- Born: c. 1944
- Citizenship: Canadian
- Known for: First skyjacking utilizing a parachute for escape
- Criminal status: Paroled (1982)
- Motive: Money, fame
- Conviction: April 1972
- Criminal charge: Hijacking of airliner
- Penalty: Sentenced to life imprisonment

Details
- Victims: Passengers and crew of Air Canada Flight 812
- Date: 12 November 1971
- Locations: Canada; United States;
- Weapons: Shotgun; dynamite;

= Paul Joseph Cini =

Canadian airline hijacker (born c. 1944)

Paul Joseph Cini (born c. 1944) is a Canadian plane hijacker who was the first person to perform a skyjacking with a planned escape by use of a parachute. In November 1971 Cini boarded Air Canada Flight 812, and—posing as an international terrorist—proceeded to hijack the plane. During the next eight hours, the plane made several mid-air diversions from its original flight plan that included a stop in the United States in order to pick up ransom money. Cini, who often became agitated during the event, was kept calm by a flight attendant, Mary Dohey, who had a psychological background before working for the airline.

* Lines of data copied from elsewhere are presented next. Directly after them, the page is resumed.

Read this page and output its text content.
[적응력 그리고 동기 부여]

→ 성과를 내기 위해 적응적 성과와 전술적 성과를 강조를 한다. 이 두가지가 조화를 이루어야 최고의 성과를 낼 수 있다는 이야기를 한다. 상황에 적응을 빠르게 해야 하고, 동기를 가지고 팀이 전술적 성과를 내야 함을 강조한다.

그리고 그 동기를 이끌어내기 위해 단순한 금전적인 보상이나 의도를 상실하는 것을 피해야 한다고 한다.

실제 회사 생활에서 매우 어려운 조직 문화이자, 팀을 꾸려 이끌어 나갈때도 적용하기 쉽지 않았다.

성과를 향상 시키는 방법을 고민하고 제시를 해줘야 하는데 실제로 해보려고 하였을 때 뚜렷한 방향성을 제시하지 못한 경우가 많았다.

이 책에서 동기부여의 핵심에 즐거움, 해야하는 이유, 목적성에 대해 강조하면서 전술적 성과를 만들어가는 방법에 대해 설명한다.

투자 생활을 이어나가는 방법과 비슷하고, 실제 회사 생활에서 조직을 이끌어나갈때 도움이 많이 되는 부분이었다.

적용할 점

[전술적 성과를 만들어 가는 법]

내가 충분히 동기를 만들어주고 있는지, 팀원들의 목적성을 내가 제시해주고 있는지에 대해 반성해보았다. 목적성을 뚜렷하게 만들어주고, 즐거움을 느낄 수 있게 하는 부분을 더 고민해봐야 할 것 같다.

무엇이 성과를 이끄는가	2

The hijacker was overpowered by Dohey and two additional members of the flight crew when he attempted to bail from the plane over the Alberta, Canada, wilderness.

==Background==
While watching a news story about an unsuccessful hijacking, 27-year-old Calgary truck driver, Paul Cini, developed the idea of commandeering an airliner that featured a novel approach to escaping justice: he planned to evade capture by parachuting into the Canadian wilderness instead of landing by the plane. Although he was deathly afraid of heights, Cini later stated that he thought that receiving a ransom and escaping into the wilderness was his one chance to escape what he considered to be a lacklustre life with low prospects. He picked Air Canada Flight 812 that was utilizing an Air Canada DC-8, on a regularly scheduled flight from Vancouver to Toronto via one stop at Calgary, as his target.

==The hijacking==
On 12 November 1971, Cini boarded the airliner at its scheduled first stop in Calgary, Alberta, Canada. He had prepared for his actions by bringing several items with him in his luggage. His equipment included: a sawed-off shotgun, two bundles of dynamite, rope, a black hood, a makeshift parachute wrapped with cord, and camping equipment for survival in the wilderness following his planned exit from the plane.

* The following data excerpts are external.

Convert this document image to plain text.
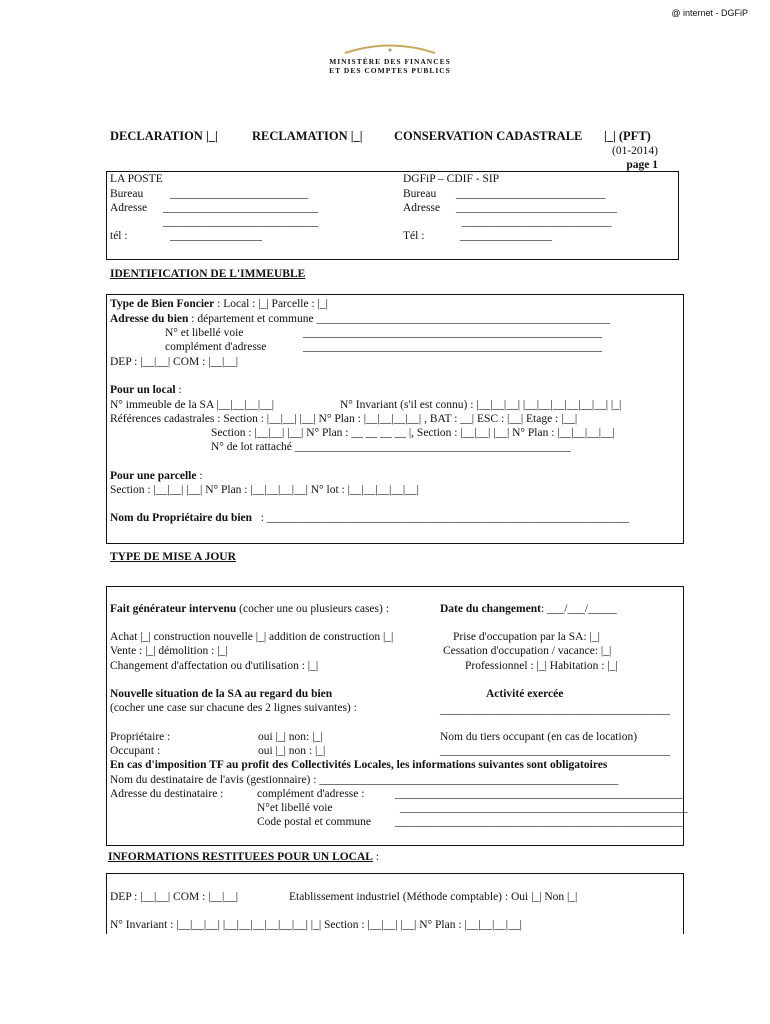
@ internet - DGFiP
MINISTÈRE DES FINANCES
ET DES COMPTES PUBLICS
DECLARATION |_|	RECLAMATION |_|	CONSERVATION CADASTRALE |_| (PFT)
(01-2014)
page 1
LA POSTE
Bureau ________________________
Adresse ___________________________
___________________________
tél :	________________
DGFiP – CDIF - SIP
Bureau __________________________
Adresse ____________________________
__________________________
Tél :	________________
IDENTIFICATION DE L'IMMEUBLE
Type de Bien Foncier : Local : |_| Parcelle : |_|
Adresse du bien : département et commune ___________________________________________________
N° et libellé voie	____________________________________________________
complément d'adresse	____________________________________________________
DEP : |__|__| COM : |__|__|
Pour un local :
N° immeuble de la SA |__|__|__|__|	N° Invariant (s'il est connu) : |__|__|__| |__|__|__|__|__|__| |_|
Références cadastrales : Section : |__|__| |__| N° Plan : |__|__|__|__| , BAT : __| ESC : |__| Etage : |__|
Section : |__|__| |__| N° Plan : __ __ __ __ |, Section : |__|__| |__| N° Plan : |__|__|__|__|
N° de lot rattaché ________________________________________________
Pour une parcelle :
Section : |__|__| |__| N° Plan : |__|__|__|__| N° lot : |__|__|__|__|__|
Nom du Propriétaire du bien : _______________________________________________________________
TYPE DE MISE A JOUR
Fait générateur intervenu (cocher une ou plusieurs cases) :	Date du changement: ___/___/_____
Achat |_| construction nouvelle |_| addition de construction |_|	Prise d'occupation par la SA: |_|
Vente : |_| démolition : |_|	Cessation d'occupation / vacance: |_|
Changement d'affectation ou d'utilisation : |_|	Professionnel : |_| Habitation : |_|
Nouvelle situation de la SA au regard du bien	Activité exercée
(cocher une case sur chacune des 2 lignes suivantes) :	________________________________________
Propriétaire :	oui |_| non: |_|	Nom du tiers occupant (en cas de location)
Occupant :	oui |_| non : |_|	________________________________________
En cas d'imposition TF au profit des Collectivités Locales, les informations suivantes sont obligatoires
Nom du destinataire de l'avis (gestionnaire) : ____________________________________________________
Adresse du destinataire :	complément d'adresse :	__________________________________________________
N°et libellé voie	__________________________________________________
Code postal et commune __________________________________________________
INFORMATIONS RESTITUEES POUR UN LOCAL :
DEP : |__|__| COM : |__|__|	Etablissement industriel (Méthode comptable) : Oui |_| Non |_|
N° Invariant : |__|__|__| |__|__|__|__|__|__| |_| Section : |__|__| |__| N° Plan : |__|__|__|__|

After consuming several alcoholic drinks, Cini, posing as an Irish Republican Army (IRA) terrorist seeking refuge and safe passage to Northern Ireland, retrieved several weapons from his luggage, donned his black hood, and proceeded to hijack the plane. With the use of a shotgun and a bag filled with dynamite, Cini convinced Flight Attendant Mary Dohey of his intentions. Dohey, who had trained as a psychiatric nurse before becoming a flight attendant, managed to calm the often highly-agitated Cini during the eight-hour ordeal, even though she was forced by Cini to maintain pressure on the bomb trigger that kept two hot electrical wires apart during the entirety of the event.

"I wanted recognition ... I wanted to stand up and say, 'Hey, I’m Paul Cini, and I’m here, and I exist, and I want to be noticed.' " —Paul Cini

Dohey brought the hijacker's demands to Flight Captain Vernon Ehman, who directed the aircraft, carrying 114 passengers and nine crew, to alter its course to Great Falls, Montana where Cini demanded CD$1.5 million as ransom be delivered. Unable to produce that amount of currency quickly, Air Canada gave him a package containing US$50,000, which he accepted, possibly unaware of the shortfall. Cini allowed the release of all the passengers, and most of the crew at Great Falls, before moving forward with his plan. Dohey, however, voluntarily remained onboard due to the calming effect she had on Cini.

Cini ordered the plane to continue on to Phoenix, Arizona, but once in the air, the inebriated skyjacker quickly changed his mind and demanded the plane head back into Canada. Nearing Calgary, Cini put his escape plan into motion, readying the plane to allow his departure by parachute into the Alberta "wilderness", although they were over a rurally populated range and farmland at the time. The parachute, however, could not be deployed due to his inability to untie the knot in the twine he had used to secure it. Demanding something to cut through the bindings, a member of the flight crew, John Joseph Arpin, brought him a fire axe. When Cini absent mindedly put the shotgun down to use the axe, Pilot-in-Command Ehman jumped him and Assistant Purser Philippe Bonny hit him in the head with the axe handle, which fractured his skull and rendered him unconscious. This act brought the hijacking to a swift close.

==Aftermath==
Cini was eventually arraigned on seven charges, four of which carried a maximum penalty of life imprisonment. In April 1972, Cini was convicted of all charges and sentenced to life imprisonment. He was, however, paroled after 10 years (in 1982). In December 1975, for actions taken during the flight, Flight Attendant Dohey was awarded the Cross of Valour for bravery; (Note: Dohey was the first living person, and to that date only the third overall, to receive the Canadian Cross of Valour, the country's highest award for bravery.) Flight Purser Arpin received the Canadian Star of Courage; Captain Ehman and Assistant Purser Bonny both received the Medal of Bravery No other injuries were reported from the event—other than Cini's cracked skull—even though he had at one time accidentally discharged his shotgun during the hijacking.

==Legacy==
This hijacking was followed just 11 days later with the skyjacking of Northwest Orient Airlines Flight 305, an event that featured what appeared to be another hijacker's successful escape by parachuting out from the plane into the Northwestern United States wilderness. This hijacker was known only by the pseudonym D. B. Cooper.